The government's peace council, which includes former Taliban officials, has argued that talks will go nowhere until the religious movement's leaders can travel freely outside their sanctuaries in Pakistan.

A first step to meeting their demands came on Friday, when the United Nations Security Council decided to set up separate sanctions lists for the Taliban and al-Qaeda, whose members have long been linked on the same blacklist.

The Afghan government proposed that the names of some 18 of the 135 Taliban on the list be removed altogether. But former Taliban officials say that those men have long broken with the group and have no particular access to the secretive leadership. Five of them are on Mr. Karzai's peace council.

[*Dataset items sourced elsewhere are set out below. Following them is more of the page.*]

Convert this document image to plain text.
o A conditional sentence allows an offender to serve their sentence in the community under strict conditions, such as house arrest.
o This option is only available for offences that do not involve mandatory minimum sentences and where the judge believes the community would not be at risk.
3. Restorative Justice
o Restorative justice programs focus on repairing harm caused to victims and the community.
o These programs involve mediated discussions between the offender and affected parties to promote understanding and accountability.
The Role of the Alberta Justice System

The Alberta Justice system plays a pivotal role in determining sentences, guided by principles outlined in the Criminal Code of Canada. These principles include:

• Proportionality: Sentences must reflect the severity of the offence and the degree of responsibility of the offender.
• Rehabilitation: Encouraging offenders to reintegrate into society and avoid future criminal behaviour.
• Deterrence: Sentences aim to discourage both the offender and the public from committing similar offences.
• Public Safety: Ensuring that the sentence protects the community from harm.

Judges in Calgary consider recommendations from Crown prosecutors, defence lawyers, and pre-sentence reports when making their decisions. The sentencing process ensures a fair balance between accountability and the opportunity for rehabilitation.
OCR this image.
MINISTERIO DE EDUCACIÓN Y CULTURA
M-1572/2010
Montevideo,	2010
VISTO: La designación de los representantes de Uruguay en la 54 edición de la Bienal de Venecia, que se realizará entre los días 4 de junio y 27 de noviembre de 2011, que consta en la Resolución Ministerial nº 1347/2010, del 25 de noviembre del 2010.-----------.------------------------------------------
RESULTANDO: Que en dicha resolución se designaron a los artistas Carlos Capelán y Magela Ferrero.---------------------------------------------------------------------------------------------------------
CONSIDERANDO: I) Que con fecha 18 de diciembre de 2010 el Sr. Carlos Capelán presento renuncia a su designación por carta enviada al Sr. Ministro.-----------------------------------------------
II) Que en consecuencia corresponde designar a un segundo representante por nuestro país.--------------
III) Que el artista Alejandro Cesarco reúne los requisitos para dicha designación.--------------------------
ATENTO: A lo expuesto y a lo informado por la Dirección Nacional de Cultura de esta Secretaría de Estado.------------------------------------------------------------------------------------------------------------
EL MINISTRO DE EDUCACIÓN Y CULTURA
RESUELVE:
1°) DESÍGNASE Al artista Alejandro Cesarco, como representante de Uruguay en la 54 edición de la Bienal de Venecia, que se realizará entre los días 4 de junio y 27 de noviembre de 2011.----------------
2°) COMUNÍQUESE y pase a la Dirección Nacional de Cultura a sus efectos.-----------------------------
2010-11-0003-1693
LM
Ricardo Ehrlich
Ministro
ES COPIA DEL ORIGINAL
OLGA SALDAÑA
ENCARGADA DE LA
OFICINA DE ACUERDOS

One of the more notorious is Mohammed Qalamuddin, who headed the feared religious police during the Taliban's five-year reign when men were beaten if they did not go to prayers and women were regularly beaten for any infraction of the regime's archaic restrictions.

Mr. Qalamuddin, who said he has been living "a simple life" in Kabul as a religion teacher in the public schools, said getting off the blacklist will mean nothing for him. "I don't need to travel the world," he said in an interview, adding that he also has no money in foreign banks that has been blocked.

"But the government should try to talk to the leadership of the Taliban," he said. "I'm hopeful there could be dialogue, god willing."

The latest attack in Kabul, on the first day of the work week, broke a month long period of relative calm in the city. The capital last experienced a large-scale attack since May when a suicide bomber detonated his explosive-filled vest up at a military hospital. Six medical students died in that attack.